During this crisis, I call on you to remember that self-compassion is just as important in improving your mental and physical health as having compassion for others. One way to help you is to adopt a self-compassionate approach to COVID-19, adapted from the work of Dr. Chris Germer and Dr. Kristin Neff (Centre for Mindful Self-Compassion):
1. Common humanity
Common humanity is our shared human experience of life, its joys and its pain. If we feel that we’re the only person struggling with a problem, we’ll end up feeling isolated. But if we recognise that this is all part of being human right now, we’re far more likely to open ourselves up to connecting with others and feeling stronger within ourselves.
Perhaps there is a silver lining in all of this? In the fast pace of life we found ourselves in, could this be our opportunity to slow down, to go back to basics, to reassess our priorities, to connect with the people we love, to repair old wounds? When you hear of someone struggling, imagine yourself in their shoes and say “They are just like me”. Or when you’re having a difficult moment coping, remind yourself that “This is how it feels to be a human right now. Others feel as I do. I am not alone”.
Mindfulness is the practice of paying attention to the present moment, on purpose and without judgement. When people accept their emotions rather than judge themselves for being emotional, the emotions tend to run their natural and relatively short-lived course. At a time like this, ask yourself: “Is it possible to sit with these difficult circumstances and at the same time be at peace?” (Jan Frazier)

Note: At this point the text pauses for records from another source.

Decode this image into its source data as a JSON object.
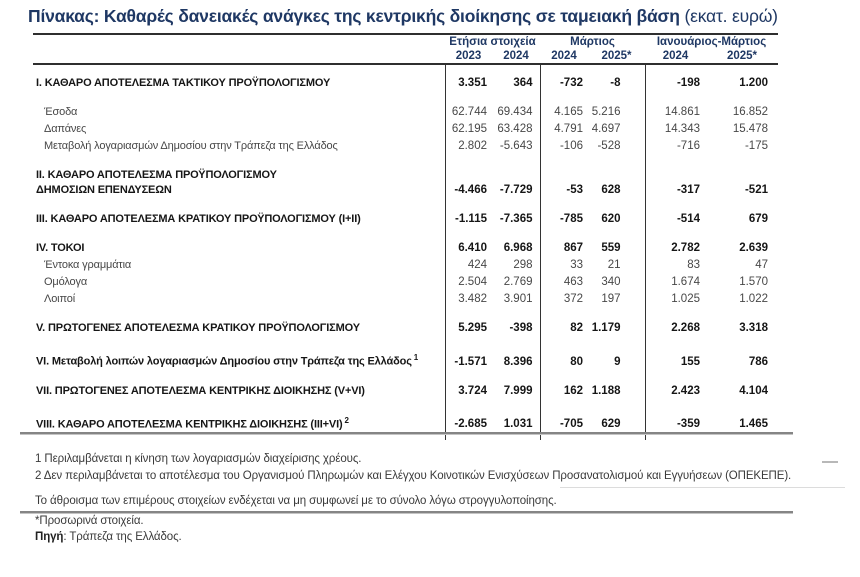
{
  "title": {
    "text": "Πίνακας: Καθαρές δανειακές ανάγκες της κεντρικής διοίκησης σε ταμειακή βάση",
    "unit": " (εκατ. ευρώ)"
  },
  "table": {
    "column_groups": [
      {
        "label": "Ετήσια στοιχεία",
        "years": [
          "2023",
          "2024"
        ]
      },
      {
        "label": "Μάρτιος",
        "years": [
          "2024",
          "2025*"
        ]
      },
      {
        "label": "Ιανουάριος-Μάρτιος",
        "years": [
          "2024",
          "2025*"
        ]
      }
    ],
    "rows": [
      {
        "type": "section",
        "gap": false,
        "label": "Ι. ΚΑΘΑΡΟ ΑΠΟΤΕΛΕΣΜΑ ΤΑΚΤΙΚΟΥ ΠΡΟΫΠΟΛΟΓΙΣΜΟΥ",
        "values": [
          "3.351",
          "364",
          "-732",
          "-8",
          "-198",
          "1.200"
        ]
      },
      {
        "type": "sub",
        "gap": true,
        "label": "Έσοδα",
        "values": [
          "62.744",
          "69.434",
          "4.165",
          "5.216",
          "14.861",
          "16.852"
        ]
      },
      {
        "type": "sub",
        "gap": false,
        "label": "Δαπάνες",
        "values": [
          "62.195",
          "63.428",
          "4.791",
          "4.697",
          "14.343",
          "15.478"
        ]
      },
      {
        "type": "sub",
        "gap": false,
        "label": "Μεταβολή λογαριασμών Δημοσίου στην Τράπεζα της Ελλάδος",
        "values": [
          "2.802",
          "-5.643",
          "-106",
          "-528",
          "-716",
          "-175"
        ]
      },
      {
        "type": "section",
        "gap": true,
        "label": "ΙΙ. ΚΑΘΑΡΟ ΑΠΟΤΕΛΕΣΜΑ ΠΡΟΫΠΟΛΟΓΙΣΜΟΥ",
        "label2": "ΔΗΜΟΣΙΩΝ ΕΠΕΝΔΥΣΕΩΝ",
        "values": [
          "-4.466",
          "-7.729",
          "-53",
          "628",
          "-317",
          "-521"
        ]
      },
      {
        "type": "section",
        "gap": true,
        "label": "ΙΙΙ. ΚΑΘΑΡΟ ΑΠΟΤΕΛΕΣΜΑ ΚΡΑΤΙΚΟΥ ΠΡΟΫΠΟΛΟΓΙΣΜΟΥ (Ι+ΙΙ)",
        "values": [
          "-1.115",
          "-7.365",
          "-785",
          "620",
          "-514",
          "679"
        ]
      },
      {
        "type": "section",
        "gap": true,
        "label": "ΙV. ΤΟΚΟΙ",
        "values": [
          "6.410",
          "6.968",
          "867",
          "559",
          "2.782",
          "2.639"
        ]
      },
      {
        "type": "sub",
        "gap": false,
        "label": "Έντοκα γραμμάτια",
        "values": [
          "424",
          "298",
          "33",
          "21",
          "83",
          "47"
        ]
      },
      {
        "type": "sub",
        "gap": false,
        "label": "Ομόλογα",
        "values": [
          "2.504",
          "2.769",
          "463",
          "340",
          "1.674",
          "1.570"
        ]
      },
      {
        "type": "sub",
        "gap": false,
        "label": "Λοιποί",
        "values": [
          "3.482",
          "3.901",
          "372",
          "197",
          "1.025",
          "1.022"
        ]
      },
      {
        "type": "section",
        "gap": true,
        "label": "V. ΠΡΩΤΟΓΕΝΕΣ ΑΠΟΤΕΛΕΣΜΑ ΚΡΑΤΙΚΟΥ ΠΡΟΫΠΟΛΟΓΙΣΜΟΥ",
        "values": [
          "5.295",
          "-398",
          "82",
          "1.179",
          "2.268",
          "3.318"
        ]
      },
      {
        "type": "section",
        "gap": true,
        "label": "VΙ. Μεταβολή λοιπών λογαριασμών Δημοσίου στην Τράπεζα της Ελλάδος",
        "sup": "1",
        "values": [
          "-1.571",
          "8.396",
          "80",
          "9",
          "155",
          "786"
        ]
      },
      {
        "type": "section",
        "gap": true,
        "label": "VΙΙ. ΠΡΩΤΟΓΕΝΕΣ ΑΠΟΤΕΛΕΣΜΑ ΚΕΝΤΡΙΚΗΣ ΔΙΟΙΚΗΣΗΣ (V+VΙ)",
        "values": [
          "3.724",
          "7.999",
          "162",
          "1.188",
          "2.423",
          "4.104"
        ]
      },
      {
        "type": "section",
        "gap": true,
        "label": "VΙΙΙ. ΚΑΘΑΡΟ ΑΠΟΤΕΛΕΣΜΑ ΚΕΝΤΡΙΚΗΣ ΔΙΟΙΚΗΣΗΣ (ΙΙΙ+VΙ)",
        "sup": "2",
        "values": [
          "-2.685",
          "1.031",
          "-705",
          "629",
          "-359",
          "1.465"
        ]
      }
    ]
  },
  "footnotes": {
    "fn1": "1 Περιλαμβάνεται η κίνηση των λογαριασμών διαχείρισης χρέους.",
    "fn2": "2 Δεν περιλαμβάνεται το αποτέλεσμα του Οργανισμού Πληρωμών και Ελέγχου Κοινοτικών Ενισχύσεων Προσανατολισμού και Εγγυήσεων (ΟΠΕΚΕΠΕ).",
    "rounding_note": "Το άθροισμα των επιμέρους στοιχείων ενδέχεται να μη συμφωνεί με το σύνολο λόγω στρογγυλοποίησης.",
    "provisional_note": "*Προσωρινά στοιχεία.",
    "source_label": "Πηγή",
    "source_text": ": Τράπεζα της Ελλάδος."
  },
  "colors": {
    "accent_navy": "#1f3864",
    "rule_gray": "#858585",
    "body_text": "#3a3a3a"
  }
}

Become aware of how you feel about the virus and the impact of it for you in your life. Are you feeling anxious, confused, disempowered? If so where can you feel it in your body? Do you find yourself becoming preoccupied with the virus via news and social media? Rather than judge your thoughts or your feelings, I wonder can you sit with them and say “This is really hard for me right now. This is understandable. This will pass”.
Self-compassion is having a kind attitude towards yourself and relating to yourself with warmth just as you would comfort a close friend going through a tough time. Being kinder to yourself helps you to manage stress, activates your coping skills, releases your brain’s feel-good chemicals, lifting your mood, encouraging you to reach out to others.

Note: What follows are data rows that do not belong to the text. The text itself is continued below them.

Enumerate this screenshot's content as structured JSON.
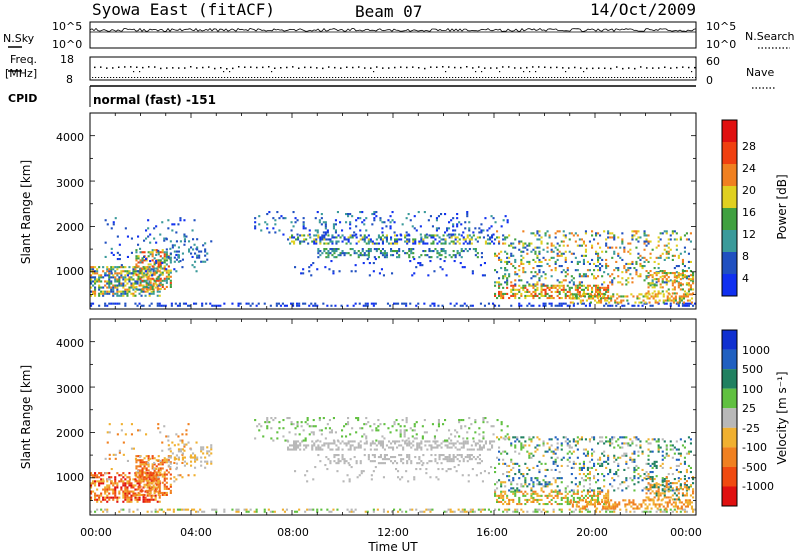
{
  "header": {
    "station": "Syowa East (fitACF)",
    "beam": "Beam 07",
    "date": "14/Oct/2009"
  },
  "top_panels": {
    "nsky_label": "N.Sky",
    "nsky_ticks": [
      "10^5",
      "10^0"
    ],
    "nsearch_label": "N.Search",
    "nsearch_ticks": [
      "10^5",
      "10^0"
    ],
    "freq_label": "Freq.",
    "freq_unit": "[MHz]",
    "freq_ticks": [
      "18",
      "8"
    ],
    "nave_label": "Nave",
    "nave_ticks": [
      "60",
      "0"
    ],
    "cpid_label": "CPID",
    "cpid_value": "normal (fast) -151"
  },
  "colors": {
    "power": [
      "#1030f0",
      "#2050c0",
      "#3a9a9a",
      "#40a040",
      "#e0d020",
      "#f08020",
      "#f04010",
      "#e01010"
    ],
    "velocity": [
      "#e01010",
      "#f04a10",
      "#f08020",
      "#f0b030",
      "#b8b8b8",
      "#60c040",
      "#208060",
      "#2060c0",
      "#1030d0"
    ]
  },
  "chart_data": [
    {
      "type": "heatmap",
      "name": "power-panel",
      "xlabel": "",
      "ylabel": "Slant Range [km]",
      "xlim": [
        0,
        24
      ],
      "ylim": [
        180,
        4500
      ],
      "yticks": [
        "1000",
        "2000",
        "3000",
        "4000"
      ],
      "colorbar": {
        "label": "Power [dB]",
        "ticks": [
          "4",
          "8",
          "12",
          "16",
          "20",
          "24",
          "28"
        ],
        "range": [
          0,
          30
        ]
      }
    },
    {
      "type": "heatmap",
      "name": "velocity-panel",
      "xlabel": "Time UT",
      "ylabel": "Slant Range [km]",
      "xlim": [
        0,
        24
      ],
      "ylim": [
        180,
        4500
      ],
      "xticks": [
        "00:00",
        "04:00",
        "08:00",
        "12:00",
        "16:00",
        "20:00",
        "00:00"
      ],
      "yticks": [
        "1000",
        "2000",
        "3000",
        "4000"
      ],
      "colorbar": {
        "label": "Velocity [m s⁻¹]",
        "ticks": [
          "1000",
          "500",
          "100",
          "25",
          "-25",
          "-100",
          "-500",
          "-1000"
        ]
      }
    }
  ]
}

Treating yourself with kindness opens the door to greater calm and peace. If you are feeling anxious, try putting your hand on your heart or another soothing place, helping to calm yourself through touch. What do you need to do for yourself to calm some of that anxiety? Perhaps you’ve absorbed enough information for now and need to switch off?

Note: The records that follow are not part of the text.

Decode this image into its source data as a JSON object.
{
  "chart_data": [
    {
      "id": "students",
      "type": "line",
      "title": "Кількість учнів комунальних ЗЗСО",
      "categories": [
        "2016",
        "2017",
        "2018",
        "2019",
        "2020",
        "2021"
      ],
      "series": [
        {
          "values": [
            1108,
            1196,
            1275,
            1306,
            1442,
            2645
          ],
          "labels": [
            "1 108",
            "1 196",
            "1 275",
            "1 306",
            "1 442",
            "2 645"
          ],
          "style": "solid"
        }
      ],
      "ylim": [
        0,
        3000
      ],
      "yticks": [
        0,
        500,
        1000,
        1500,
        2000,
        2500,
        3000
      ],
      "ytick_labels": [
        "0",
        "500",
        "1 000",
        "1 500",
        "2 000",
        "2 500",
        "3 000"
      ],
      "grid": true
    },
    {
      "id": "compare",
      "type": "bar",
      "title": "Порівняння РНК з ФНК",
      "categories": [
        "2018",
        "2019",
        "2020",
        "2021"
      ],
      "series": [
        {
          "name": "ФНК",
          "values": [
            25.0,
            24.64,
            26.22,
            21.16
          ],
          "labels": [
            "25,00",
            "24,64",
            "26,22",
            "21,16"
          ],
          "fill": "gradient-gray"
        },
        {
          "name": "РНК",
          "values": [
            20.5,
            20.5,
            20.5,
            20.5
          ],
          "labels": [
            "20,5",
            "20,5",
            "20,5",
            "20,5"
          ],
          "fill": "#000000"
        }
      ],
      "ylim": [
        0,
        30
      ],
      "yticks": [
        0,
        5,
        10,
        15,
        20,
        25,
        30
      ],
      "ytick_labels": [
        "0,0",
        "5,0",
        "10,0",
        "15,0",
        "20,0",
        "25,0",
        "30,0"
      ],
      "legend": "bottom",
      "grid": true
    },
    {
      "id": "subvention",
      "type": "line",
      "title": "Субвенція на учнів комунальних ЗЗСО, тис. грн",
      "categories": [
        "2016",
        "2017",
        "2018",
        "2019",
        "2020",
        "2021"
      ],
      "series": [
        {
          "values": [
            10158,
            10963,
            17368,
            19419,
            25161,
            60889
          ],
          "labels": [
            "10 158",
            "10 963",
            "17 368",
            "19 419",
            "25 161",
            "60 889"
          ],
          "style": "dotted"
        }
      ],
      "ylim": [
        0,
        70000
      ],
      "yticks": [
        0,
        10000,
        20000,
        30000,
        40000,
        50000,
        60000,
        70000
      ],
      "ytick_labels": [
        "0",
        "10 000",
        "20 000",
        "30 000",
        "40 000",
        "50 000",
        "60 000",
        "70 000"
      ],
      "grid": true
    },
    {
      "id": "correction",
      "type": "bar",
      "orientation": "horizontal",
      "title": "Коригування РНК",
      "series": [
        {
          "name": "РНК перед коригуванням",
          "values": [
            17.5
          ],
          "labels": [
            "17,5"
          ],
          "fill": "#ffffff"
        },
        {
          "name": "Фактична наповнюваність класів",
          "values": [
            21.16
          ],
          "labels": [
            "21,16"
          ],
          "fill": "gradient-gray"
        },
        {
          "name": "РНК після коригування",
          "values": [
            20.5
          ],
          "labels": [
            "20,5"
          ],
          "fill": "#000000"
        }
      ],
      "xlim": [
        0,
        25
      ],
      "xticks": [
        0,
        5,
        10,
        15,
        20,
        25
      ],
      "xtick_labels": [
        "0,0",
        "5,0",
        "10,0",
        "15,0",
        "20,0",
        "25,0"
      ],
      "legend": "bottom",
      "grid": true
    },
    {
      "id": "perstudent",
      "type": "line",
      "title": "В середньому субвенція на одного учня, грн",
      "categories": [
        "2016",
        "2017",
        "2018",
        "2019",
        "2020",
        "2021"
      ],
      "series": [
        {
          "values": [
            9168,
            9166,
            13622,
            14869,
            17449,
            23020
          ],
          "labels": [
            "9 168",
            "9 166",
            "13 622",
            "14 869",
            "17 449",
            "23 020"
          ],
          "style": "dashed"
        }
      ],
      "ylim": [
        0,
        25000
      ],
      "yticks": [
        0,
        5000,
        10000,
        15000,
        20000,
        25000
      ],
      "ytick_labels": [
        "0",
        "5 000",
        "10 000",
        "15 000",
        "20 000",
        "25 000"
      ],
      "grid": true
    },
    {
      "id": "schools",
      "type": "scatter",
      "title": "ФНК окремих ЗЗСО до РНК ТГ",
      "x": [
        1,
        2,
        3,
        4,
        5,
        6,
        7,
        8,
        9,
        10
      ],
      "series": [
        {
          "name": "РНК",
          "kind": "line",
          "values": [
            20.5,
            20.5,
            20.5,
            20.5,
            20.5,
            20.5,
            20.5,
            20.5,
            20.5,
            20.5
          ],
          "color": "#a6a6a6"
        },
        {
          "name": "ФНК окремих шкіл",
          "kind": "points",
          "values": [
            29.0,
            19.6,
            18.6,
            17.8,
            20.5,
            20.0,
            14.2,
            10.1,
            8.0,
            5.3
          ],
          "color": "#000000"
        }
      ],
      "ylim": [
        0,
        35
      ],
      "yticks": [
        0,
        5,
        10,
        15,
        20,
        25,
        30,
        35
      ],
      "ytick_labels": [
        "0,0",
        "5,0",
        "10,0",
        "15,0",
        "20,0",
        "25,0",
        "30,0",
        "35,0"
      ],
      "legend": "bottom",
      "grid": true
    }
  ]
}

A few times a day, find ways to rest and allow space to open up to yourself. I know this is harder when children are at home, but using moments to soothe yourself rather than activate fear may really help. What do you find nourishing? Going for a walk? Dancing like no one’s watching? Having special family time? Chatting to a friend? Spirituality? Creativity? Playing music? Volunteering your time safely? Having a good laugh? Keeping up your routines? Whatever it is, find your own potion and give yourself the gift of soothing and love.
If there’s anything this virus has taught us, it’s that we as a global human community are in this together, and the best way through is to stand together in solidarity and look out for each other and ourselves. Awakening our inner calm and compassion seems a good place to start.